Автобус останавливается и в салон заходит человек, которого я вижу не первый раз. Волосы выкрашены в черное, на красивом лице - траурный макияж, шмотки тоже все черные. Местный гот. И плевал бы я на тысяча первого представителя неформальной когорты, но он очередной раз демонстрирует свои ногти - нарощенные и накрашенные, чтоб его, ногти. Они меня завораживают. Я не могу понять - зачем. Спрашивать не стану. Так-то я бы взял и спросил, но мне нравится, что он меня не замечает. Я вообще с некоторых пор люблю это ощущение, хотя склонен к эпатажу. О, да, в боевом параде я бросаюсь в глаза. Но на работу хожу как все люди. Волосы собраны в хвост и спрятаны под обычную синюю аляску, какую тут носит 99% тех, кто не любит черный цвет. Серьги валяются дома. И все прочее тоже. Я просто серенький - и прусь от этого. Из своей серости я могу тихо наблюдать за людьми. Или их ногтями.
Отворачиваюсь, разглядываю высотки, снова смотрю в окна. Кое-где окна украшены к новому году светящимися гирляндами, и плоскости фасадов похожи на веселое лоскутное одеяло. Мне видны люстры, десятки люстр. Люстры-колокольчики, люстры-летающие тарелки, люстры-шары. Много шаров, похожих на тусклые луны. Балуясь, я чуть заметно про себя издаю волчий вой, каждый раз, как проезжаю мимо люстры-луны. Я приветствую каждую луну, потому что настоящей не видно за низкими облаками. Но она там есть, и есть я - серенький волчок RZ. На душе у меня поют сверчки, а вокруг сердца-фонарика беспокойно трепещут черные мотылечки, поэтому я приветствую пластмассовые луны неслышным воем.

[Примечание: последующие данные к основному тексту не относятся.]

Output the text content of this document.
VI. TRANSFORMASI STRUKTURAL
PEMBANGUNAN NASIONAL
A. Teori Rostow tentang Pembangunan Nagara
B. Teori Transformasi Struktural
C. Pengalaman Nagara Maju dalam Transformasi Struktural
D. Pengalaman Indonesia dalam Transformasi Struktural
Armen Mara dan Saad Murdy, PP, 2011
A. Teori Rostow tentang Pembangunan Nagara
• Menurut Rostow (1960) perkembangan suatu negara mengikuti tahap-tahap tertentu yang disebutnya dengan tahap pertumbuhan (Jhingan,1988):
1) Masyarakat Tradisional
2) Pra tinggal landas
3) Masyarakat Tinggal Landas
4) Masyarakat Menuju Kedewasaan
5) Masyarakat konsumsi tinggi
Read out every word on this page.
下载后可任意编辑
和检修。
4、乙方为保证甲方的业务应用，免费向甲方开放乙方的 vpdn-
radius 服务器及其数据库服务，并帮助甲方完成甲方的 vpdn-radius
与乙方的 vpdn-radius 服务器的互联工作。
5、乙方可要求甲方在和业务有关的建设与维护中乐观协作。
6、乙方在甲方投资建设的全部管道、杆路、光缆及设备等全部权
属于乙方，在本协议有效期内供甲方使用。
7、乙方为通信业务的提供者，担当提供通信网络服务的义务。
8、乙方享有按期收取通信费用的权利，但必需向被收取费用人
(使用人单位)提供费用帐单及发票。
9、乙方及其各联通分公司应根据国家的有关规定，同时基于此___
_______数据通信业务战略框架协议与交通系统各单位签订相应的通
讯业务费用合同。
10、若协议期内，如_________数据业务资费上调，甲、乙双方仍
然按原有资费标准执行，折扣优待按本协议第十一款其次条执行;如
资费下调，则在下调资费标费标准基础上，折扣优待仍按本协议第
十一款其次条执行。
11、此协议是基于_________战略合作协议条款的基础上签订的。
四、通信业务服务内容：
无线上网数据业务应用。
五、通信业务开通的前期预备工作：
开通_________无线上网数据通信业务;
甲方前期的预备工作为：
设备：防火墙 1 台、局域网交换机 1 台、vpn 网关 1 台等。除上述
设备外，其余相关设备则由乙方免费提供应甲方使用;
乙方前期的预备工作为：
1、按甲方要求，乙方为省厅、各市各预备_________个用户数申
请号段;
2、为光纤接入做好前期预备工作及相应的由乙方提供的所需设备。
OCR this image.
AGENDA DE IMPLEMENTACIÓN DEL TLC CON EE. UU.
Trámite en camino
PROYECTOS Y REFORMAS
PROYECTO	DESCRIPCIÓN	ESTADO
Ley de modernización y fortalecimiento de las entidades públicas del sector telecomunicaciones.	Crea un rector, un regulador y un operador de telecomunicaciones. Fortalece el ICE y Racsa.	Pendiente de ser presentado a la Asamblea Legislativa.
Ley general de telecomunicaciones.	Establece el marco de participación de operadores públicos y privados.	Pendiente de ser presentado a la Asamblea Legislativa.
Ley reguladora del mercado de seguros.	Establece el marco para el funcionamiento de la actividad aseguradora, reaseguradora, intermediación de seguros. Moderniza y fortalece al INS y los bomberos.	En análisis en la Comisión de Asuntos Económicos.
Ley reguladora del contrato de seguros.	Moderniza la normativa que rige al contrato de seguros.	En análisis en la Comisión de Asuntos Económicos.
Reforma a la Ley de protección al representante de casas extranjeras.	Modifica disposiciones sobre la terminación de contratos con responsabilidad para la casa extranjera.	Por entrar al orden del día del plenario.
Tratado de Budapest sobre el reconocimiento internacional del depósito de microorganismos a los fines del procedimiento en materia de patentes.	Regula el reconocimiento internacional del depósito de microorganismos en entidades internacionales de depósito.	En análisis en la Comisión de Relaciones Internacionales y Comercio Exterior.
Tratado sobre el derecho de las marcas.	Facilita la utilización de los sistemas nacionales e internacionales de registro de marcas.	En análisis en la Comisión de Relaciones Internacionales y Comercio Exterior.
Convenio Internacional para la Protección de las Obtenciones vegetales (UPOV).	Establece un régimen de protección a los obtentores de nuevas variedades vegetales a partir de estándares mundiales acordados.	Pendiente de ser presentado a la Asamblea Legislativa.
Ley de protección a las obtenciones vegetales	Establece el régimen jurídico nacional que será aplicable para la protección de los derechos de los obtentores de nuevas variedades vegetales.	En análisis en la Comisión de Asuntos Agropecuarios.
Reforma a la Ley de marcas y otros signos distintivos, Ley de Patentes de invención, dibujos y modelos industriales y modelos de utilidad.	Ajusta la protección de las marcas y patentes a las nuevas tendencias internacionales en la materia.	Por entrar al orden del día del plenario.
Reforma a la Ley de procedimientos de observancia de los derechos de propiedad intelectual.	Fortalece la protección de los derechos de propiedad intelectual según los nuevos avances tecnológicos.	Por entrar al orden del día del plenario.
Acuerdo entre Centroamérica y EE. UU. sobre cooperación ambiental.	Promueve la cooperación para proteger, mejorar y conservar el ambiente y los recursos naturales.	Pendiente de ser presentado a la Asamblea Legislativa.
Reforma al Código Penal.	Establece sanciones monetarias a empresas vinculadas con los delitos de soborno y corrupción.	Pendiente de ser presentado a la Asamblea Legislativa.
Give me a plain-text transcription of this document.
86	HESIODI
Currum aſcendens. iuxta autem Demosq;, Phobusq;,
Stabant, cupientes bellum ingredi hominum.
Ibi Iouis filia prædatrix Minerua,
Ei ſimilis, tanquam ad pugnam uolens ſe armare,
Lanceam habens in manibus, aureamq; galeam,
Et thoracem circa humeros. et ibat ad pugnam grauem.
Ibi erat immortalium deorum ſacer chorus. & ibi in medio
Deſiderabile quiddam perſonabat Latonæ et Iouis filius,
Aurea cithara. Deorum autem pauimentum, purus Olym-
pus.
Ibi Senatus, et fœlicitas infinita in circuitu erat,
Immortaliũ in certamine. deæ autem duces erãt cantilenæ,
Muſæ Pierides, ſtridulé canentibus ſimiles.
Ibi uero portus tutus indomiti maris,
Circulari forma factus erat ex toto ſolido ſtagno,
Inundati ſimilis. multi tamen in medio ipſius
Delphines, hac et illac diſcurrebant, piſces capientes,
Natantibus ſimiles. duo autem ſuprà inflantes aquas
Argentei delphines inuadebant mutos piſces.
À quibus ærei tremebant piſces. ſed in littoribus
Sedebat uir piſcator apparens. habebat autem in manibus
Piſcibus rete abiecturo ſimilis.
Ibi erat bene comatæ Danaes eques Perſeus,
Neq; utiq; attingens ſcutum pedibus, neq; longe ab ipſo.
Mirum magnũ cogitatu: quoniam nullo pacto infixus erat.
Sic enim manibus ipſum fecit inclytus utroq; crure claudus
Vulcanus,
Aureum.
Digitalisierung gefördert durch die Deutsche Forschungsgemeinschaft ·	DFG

- Боря, ну что сегодня такое с твоим языком? - рядом на сиденьях обосновалась пожилая пара, жена привычно пилит мужа. Словоохотливый Боря, добродушный старикан, игнорирует ее недовольство. Узрев мой заинтересованный взгляд, он изрекает:
- Вы знаете, молодой человек, почему этот проспект здесь так изогнут? Вот видите - он ткнул пальцем в заоконную тьму - Тут когда-то был совхоз, когда это место было окраиной. Здесь находилась ферма, а на ферме этой жил неимоверно редкий и важный племенной бык. И так уж над ним тряслись, что проложили шосе в сторонке, чтобы не нервировать животное.
Я впечатлен. Представляю себе могучую тушу, ради которой подвинули даже дорогу и думаю: "А подвинули бы ее ради этого неценного и нередкого старика?" Но жернова Молоха не способны на подобное и ответ предопределен.
Врдитель похож лицом на канцлера Шредера, только не так высок и внушителен, скорее наоборот. Я сажусь на автобус на станции, водители стоят у кабин добродушных монстров на колесах и курят. Близнец Шредера работал в Сочи, на той самой олимпиаде. Его отправили туда с новенькой машиной, потому что он водит уже тридцать лет. Я видел один из таких автобусов. Красивый, современный. На нем катается молодой кавказец, перед рейсами всегда нервно выметающий из салона мусор. Остальные мужики уже привыкли к постоянному песку и бумажкам, но этот парень стоически отскребает засохшие барханчики грязи своими вычурными ботинками, выживает их из своего автобуса. Эстет.
Недобродушная леди лет этак восьмидесяти говорит, что "Ленинград наполнен приезжими. Вот вы знаете, поедем мы мимо ЦПКиО"? Вопрос застает меня врасплох и я беспомощно улыбаюсь. Мне достаточно отрицательно покачать головой, чтобы она недовольно сложила губы в неприязненную гримаску.
Она вряд ли поняла бы хоть слово, не понял бы ни водитель, ни Боря, ни гот с ногтями, скажи я: "Эй, человек. Я - серенький волчок, катаюсь на серфинге по снежному зимнему морю и вою на пластмассовые луны. Я счастлив этим сейчас". Но я ничего не скажу.
Это будет маленькой тайной для других волчков.
- Selena, FlameSpirit, Takahashi и 8 другим это нравится
Романтик, ***... Значит, есть что-то в том, чтобы красиво и нежно писать про эти чумазые автобусы, привычку питерцев надевать на себя "мешки из-под взрывчатки", пустая болтовня с приклеенным к ней видом смысла, незаметность. То, что не может нравиться.
Попытка развлекать себя игрой фантазии в этом чрезмерно сером мире.
Но твои мотылёчки и сверчки заставят слышать эту музыку.